I do enjoy my job, though. I am a long distance driver and I ride with a partner. This means that I leave my home in North Carolina very early Monday morning, and I return by Friday afternoon. Drivers are required to operate no more than eight hours in a 24-hour day, but the truck can go for twice that time. Driving with a partner negates the loneliness of prior years and also provides an added measure of safety in those areas where extra protection is a good idea. Both my partner and I take pride in our jobs. With so much of America’s manufacturing base moving out of the country, there is no good substitute for truck transport of goods. As is the case with health care, trucking necessarily must be done at the point where it is needed. It is not a job that can be outsourced to another country.

Sometimes I miss not being able to be in town during the week, but I always have weekends and can plan anything I choose for those times. They are fixed and unchanging, so even though I cannot be at home during the week, I know I always can plan on having the entire weekend away from work and without demands on my free time. One very good aspect of truck driving is that it is relatively low-stress. When I am home, then I absolutely am at home without even the smallest need to think about work.

Ten years ago, I probably would not have said that I want to be driving a truck in five years. Now that it has been twenty years, however, I really have no desire to do anything else. It fits my life and my personality, and it allows me to visit places that I probably would not see on my own. I learned the hard way that traveling with a partner is much easier than driving alone, though initially I was less than pleased about having to spend most of a week with someone else in such close quarters. That took some adjustment for both of us.

Technology changes have been dramatic.
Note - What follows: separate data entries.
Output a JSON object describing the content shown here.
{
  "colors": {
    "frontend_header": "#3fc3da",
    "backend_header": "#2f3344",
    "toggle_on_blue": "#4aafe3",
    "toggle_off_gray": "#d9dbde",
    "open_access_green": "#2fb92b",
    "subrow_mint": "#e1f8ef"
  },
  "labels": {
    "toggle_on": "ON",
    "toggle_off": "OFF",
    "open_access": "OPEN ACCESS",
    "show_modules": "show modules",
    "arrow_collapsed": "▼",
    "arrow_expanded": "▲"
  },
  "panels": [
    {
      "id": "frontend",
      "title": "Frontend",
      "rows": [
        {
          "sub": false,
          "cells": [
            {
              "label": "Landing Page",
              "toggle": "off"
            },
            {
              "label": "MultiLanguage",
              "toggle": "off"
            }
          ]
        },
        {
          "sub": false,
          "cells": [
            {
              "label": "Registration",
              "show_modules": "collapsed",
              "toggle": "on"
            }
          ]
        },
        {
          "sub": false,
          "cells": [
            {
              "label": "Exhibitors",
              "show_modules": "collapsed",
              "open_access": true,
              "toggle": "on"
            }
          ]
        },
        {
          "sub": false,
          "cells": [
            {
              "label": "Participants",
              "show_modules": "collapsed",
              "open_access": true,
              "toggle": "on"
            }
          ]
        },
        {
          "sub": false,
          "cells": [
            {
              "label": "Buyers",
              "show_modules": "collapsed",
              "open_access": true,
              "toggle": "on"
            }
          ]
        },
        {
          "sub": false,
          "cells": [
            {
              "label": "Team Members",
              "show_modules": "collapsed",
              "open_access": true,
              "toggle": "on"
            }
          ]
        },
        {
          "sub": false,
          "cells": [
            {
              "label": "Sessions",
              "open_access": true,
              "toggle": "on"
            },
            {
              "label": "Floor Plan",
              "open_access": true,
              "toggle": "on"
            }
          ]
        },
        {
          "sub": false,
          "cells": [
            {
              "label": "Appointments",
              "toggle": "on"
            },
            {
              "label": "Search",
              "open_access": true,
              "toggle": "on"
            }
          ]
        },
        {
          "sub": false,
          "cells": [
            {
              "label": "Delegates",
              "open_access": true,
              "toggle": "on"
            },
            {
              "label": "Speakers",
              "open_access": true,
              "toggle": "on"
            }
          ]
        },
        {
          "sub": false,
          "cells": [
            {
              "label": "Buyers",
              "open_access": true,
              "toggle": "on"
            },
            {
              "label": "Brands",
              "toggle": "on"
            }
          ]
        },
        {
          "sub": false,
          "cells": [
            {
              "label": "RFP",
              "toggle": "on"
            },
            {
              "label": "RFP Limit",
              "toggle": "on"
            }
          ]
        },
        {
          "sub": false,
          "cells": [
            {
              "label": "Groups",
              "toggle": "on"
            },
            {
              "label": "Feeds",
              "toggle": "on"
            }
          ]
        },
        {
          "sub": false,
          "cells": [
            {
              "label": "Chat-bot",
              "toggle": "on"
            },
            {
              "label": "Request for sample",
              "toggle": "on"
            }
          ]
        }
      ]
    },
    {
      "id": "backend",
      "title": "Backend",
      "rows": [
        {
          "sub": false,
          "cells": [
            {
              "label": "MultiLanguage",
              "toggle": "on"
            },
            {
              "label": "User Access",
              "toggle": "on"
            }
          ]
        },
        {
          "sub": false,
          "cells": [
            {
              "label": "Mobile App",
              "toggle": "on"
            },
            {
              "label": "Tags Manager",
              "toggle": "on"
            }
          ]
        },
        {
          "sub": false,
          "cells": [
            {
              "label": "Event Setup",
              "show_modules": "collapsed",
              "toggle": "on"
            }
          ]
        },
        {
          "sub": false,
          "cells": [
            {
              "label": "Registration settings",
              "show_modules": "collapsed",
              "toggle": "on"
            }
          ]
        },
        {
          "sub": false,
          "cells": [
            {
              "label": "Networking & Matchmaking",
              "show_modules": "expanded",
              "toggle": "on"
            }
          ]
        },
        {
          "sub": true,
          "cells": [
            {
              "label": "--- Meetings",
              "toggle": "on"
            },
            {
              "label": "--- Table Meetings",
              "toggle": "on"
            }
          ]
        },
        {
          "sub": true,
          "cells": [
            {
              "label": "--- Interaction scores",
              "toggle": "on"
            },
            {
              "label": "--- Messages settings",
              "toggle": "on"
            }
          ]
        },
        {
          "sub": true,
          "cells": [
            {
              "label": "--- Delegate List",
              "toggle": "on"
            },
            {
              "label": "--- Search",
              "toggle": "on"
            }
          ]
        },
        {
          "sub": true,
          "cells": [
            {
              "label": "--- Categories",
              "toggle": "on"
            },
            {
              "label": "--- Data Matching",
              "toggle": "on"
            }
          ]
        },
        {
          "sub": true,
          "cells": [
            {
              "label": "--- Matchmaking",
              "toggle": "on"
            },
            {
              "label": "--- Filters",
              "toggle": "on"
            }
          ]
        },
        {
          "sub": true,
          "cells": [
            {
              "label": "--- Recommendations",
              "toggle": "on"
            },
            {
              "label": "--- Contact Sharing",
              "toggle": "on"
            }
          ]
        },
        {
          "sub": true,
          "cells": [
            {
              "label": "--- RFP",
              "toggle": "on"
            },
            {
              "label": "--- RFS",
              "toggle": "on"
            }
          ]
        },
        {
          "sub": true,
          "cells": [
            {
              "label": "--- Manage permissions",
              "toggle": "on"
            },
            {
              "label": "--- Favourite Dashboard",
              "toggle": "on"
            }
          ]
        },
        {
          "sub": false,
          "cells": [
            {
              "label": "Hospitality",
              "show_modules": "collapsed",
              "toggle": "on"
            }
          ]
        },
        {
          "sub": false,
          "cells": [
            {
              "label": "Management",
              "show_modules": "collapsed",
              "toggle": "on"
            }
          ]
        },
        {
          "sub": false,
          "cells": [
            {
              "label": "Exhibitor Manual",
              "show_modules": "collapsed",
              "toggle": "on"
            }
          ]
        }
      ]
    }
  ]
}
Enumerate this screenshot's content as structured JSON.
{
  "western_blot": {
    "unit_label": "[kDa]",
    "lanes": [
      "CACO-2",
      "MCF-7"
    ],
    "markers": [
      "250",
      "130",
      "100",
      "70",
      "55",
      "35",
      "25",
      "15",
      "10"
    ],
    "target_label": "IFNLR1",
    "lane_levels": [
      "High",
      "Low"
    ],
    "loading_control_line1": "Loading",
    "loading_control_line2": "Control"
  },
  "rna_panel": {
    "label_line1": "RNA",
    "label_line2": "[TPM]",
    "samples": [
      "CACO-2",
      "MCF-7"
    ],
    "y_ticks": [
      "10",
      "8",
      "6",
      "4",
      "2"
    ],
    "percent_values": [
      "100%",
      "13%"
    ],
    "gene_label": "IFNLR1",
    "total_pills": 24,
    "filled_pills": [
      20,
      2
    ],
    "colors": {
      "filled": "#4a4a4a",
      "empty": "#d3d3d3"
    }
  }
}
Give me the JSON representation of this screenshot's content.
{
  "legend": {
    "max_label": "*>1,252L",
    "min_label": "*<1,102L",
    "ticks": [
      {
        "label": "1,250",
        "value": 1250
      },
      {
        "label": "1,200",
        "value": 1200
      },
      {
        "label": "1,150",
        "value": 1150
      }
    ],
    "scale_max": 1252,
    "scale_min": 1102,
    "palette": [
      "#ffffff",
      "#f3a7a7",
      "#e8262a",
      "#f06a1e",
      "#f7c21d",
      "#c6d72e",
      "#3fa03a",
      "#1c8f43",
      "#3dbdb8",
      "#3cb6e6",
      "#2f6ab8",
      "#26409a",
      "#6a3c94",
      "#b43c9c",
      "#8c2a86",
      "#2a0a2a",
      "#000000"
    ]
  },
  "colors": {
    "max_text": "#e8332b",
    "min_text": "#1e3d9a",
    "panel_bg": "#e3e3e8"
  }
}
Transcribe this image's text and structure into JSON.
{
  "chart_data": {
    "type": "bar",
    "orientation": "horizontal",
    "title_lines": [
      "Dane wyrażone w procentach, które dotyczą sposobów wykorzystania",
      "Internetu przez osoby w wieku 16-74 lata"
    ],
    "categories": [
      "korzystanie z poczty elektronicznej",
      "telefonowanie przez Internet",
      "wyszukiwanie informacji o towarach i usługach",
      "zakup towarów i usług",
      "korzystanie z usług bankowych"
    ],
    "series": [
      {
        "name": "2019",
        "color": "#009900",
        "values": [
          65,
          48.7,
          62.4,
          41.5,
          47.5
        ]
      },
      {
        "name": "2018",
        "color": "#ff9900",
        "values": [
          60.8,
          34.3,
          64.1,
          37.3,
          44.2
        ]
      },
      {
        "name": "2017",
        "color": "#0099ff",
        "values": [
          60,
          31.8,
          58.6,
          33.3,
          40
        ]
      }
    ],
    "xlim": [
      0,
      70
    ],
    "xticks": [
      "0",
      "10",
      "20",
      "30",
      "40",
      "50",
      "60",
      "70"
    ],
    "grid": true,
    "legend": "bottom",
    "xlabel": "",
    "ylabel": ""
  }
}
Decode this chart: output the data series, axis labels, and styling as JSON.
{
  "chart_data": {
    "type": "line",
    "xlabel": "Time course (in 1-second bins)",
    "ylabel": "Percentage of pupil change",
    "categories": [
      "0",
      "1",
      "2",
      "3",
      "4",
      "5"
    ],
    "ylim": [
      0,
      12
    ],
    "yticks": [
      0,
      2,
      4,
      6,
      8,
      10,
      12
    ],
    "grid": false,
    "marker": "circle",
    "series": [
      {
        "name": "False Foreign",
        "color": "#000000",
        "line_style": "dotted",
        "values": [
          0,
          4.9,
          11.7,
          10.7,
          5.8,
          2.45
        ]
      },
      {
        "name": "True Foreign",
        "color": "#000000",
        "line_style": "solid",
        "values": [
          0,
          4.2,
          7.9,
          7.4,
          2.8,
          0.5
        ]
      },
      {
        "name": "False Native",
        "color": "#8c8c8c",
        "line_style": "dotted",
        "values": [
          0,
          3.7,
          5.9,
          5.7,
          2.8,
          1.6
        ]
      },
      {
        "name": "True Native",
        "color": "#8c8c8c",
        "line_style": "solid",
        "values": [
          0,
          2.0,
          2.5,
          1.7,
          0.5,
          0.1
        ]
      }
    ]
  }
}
Like many men, I enjoy “gadgets” and electronic capabilities, so the changes in technology have been fascinating for me. I did learn early on not to rely too heavily on my GPS, though, when it took me nearly 100 miles out of my way to a wrong destination.

I have a college degree, but most truck drivers do not. High school is about the minimum accepted, and of course every driver must have a commercial license. We also have to have ongoing safety training classes, but that takes us off of the road for a while without affecting vacation time. I’ve been with my company for a long time and so get four weeks’ vacation each year. My gross salary ranges between $60,000 and $80,000 each year, so I'm able to live well and take enjoyable vacations.

Even though I did not grow up dreaming of driving a big truck back and forth across the country, I have enjoyed the work for most of these twenty years. There are times that I wonder how life would be if I could be home every night, but those times are infrequent. Truck driving has been good for me. With more than one million accident-free miles, I like to think that I have been good for trucking, too.